I take for granted that suicide bombing is a sign of despair. The kamikaze pilots who crashed their planes into American carriers knew that Japan had lost the war. Palestinian suicide bombers know that they cannot defeat Israel. The young London Underground bombers of 7/7 must have known that Islam, so deeply rooted in the past, cannot defeat the west. For Mohammed Atta, flying an airliner into the World Trade Center was his way of being modern. People are never more dangerous than when they have nothing left to believe in except God. And perhaps God today can only be reached through psychopathology. As far as I know, none of the Hezbollah fighters who so stunned the Israeli army resorted to suicide tactics, presumably because they were certain they were winning.

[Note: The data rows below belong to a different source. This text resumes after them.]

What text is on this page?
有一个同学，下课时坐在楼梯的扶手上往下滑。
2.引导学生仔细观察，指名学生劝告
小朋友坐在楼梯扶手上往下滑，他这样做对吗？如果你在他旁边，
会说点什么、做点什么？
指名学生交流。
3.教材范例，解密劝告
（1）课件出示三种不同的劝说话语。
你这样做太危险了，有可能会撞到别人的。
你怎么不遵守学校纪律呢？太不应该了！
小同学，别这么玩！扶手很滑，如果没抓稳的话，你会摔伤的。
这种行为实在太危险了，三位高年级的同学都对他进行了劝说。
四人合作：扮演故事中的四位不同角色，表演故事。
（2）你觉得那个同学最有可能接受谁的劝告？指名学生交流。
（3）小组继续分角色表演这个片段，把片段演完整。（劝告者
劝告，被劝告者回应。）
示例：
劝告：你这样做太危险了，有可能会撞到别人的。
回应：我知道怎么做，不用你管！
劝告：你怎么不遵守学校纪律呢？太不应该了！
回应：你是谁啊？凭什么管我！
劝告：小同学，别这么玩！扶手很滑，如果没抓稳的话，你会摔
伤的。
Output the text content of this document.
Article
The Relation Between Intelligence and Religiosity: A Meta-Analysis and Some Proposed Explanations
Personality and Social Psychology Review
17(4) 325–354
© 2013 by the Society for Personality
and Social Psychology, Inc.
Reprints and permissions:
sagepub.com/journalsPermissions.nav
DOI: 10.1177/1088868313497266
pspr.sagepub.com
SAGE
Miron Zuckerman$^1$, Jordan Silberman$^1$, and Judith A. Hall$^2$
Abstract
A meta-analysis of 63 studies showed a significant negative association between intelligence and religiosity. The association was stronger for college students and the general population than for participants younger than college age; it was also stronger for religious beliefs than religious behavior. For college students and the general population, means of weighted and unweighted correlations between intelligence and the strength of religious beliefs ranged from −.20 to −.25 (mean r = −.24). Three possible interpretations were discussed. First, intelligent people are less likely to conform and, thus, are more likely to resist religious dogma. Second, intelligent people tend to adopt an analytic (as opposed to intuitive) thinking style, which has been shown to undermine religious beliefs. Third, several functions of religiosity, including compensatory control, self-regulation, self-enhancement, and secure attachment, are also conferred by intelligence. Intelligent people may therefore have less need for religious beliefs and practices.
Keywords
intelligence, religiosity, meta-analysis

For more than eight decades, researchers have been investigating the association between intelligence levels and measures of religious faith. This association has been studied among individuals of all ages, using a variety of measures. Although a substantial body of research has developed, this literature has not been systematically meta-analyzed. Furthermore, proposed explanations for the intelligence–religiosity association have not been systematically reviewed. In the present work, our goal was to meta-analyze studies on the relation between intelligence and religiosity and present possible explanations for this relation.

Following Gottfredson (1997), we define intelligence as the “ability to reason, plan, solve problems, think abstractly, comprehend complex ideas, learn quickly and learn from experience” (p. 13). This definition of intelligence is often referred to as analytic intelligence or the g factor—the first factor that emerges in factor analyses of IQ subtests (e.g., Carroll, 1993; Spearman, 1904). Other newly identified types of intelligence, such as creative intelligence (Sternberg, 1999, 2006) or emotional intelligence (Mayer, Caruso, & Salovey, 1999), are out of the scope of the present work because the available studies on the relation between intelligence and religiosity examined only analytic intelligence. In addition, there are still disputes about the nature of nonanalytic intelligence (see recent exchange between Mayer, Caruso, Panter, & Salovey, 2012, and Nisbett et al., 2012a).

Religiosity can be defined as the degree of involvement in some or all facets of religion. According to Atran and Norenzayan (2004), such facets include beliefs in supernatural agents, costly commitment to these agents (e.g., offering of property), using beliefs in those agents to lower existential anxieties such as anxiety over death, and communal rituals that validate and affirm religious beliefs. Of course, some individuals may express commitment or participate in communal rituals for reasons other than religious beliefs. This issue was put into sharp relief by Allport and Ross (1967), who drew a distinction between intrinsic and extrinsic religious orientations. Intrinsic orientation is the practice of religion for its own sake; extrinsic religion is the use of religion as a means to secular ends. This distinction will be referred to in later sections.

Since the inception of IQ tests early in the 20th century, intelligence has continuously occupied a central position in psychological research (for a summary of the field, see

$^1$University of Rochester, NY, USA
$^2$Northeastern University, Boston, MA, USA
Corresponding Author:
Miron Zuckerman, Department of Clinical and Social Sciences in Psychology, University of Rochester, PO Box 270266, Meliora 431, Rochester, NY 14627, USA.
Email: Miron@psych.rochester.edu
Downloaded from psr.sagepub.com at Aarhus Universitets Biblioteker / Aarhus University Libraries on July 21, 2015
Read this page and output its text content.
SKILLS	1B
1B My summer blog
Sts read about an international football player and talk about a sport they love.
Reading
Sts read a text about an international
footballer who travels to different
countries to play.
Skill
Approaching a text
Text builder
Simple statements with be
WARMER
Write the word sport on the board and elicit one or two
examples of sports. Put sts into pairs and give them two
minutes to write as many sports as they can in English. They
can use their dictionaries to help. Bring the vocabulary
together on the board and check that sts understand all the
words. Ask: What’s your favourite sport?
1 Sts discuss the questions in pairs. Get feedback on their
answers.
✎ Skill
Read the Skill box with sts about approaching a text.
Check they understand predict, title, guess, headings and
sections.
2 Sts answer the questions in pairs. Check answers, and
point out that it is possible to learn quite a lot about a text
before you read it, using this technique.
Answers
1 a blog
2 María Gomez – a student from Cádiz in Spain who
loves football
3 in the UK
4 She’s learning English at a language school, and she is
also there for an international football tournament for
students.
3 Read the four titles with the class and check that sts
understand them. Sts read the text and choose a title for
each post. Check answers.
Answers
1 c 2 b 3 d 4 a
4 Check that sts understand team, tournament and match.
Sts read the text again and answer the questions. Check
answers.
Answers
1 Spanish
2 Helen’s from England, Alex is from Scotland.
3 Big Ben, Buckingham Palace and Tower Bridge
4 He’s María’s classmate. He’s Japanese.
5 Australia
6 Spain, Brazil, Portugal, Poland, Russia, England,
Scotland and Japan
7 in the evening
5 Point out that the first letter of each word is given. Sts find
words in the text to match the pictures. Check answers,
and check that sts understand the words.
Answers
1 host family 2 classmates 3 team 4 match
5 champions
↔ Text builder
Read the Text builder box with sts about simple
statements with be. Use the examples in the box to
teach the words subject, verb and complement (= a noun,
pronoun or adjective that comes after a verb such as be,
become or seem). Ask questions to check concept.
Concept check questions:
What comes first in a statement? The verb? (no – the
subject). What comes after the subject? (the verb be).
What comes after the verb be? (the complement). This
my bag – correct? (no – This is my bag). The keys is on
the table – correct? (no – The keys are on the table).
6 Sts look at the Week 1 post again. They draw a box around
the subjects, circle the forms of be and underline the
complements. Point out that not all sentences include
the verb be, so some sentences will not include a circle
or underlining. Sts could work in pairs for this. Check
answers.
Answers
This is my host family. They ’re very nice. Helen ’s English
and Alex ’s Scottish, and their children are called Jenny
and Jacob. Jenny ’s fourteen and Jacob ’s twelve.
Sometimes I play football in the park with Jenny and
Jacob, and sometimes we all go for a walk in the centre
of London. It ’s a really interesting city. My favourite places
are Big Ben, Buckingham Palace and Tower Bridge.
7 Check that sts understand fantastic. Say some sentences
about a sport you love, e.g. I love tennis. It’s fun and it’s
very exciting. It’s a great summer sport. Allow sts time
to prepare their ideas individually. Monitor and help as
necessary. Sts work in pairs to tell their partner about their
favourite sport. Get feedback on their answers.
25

We will all miss Tony Blair

Autumn is almost here, and the new political season approaches in a half-hearted way, the last act of an overlong play that has begun to bore the audience. All the same, I suspect that we will miss Tony Blair when he is gone. The boyish charm is fraying but still intact. The exhaustion, the desperate need to convince everyone of the truth of his own delusions, the raw emotions worn as a kind of exoskeleton, all show one of the great actor-managers in heroic decline. Blair may be the last British prime minister able to trade openly on his emotions. He knows that we are secretly rather drawn to bad acting and are happy to collude in his exposure of his weaknesses.

He is the beaten husband, still in charge of the car keys and the TV remote, but aware that the rest of the household despises him and is impatient for him to bring down the curtain. He jokes and winces, and makes fun of his own despair. The longer he hangs on, the more he can steer us towards the steamy, emotional bath we were happy to help him prepare. Would he like to drown us? After all, we like being lied to, we like promises that will never be kept, we like being locked into his smiling neediness.

His successor is likely to give us a shock, especially if it is Gordon Brown, the greatest mystery in British politics for the past 50 years. High in intelligence and self-control, but zero for acting skills and emotional martyrdom. Will we be happy with him? I seriously doubt it. Perhaps only damaged actors can lead modern societies down the crooked paths that they prefer.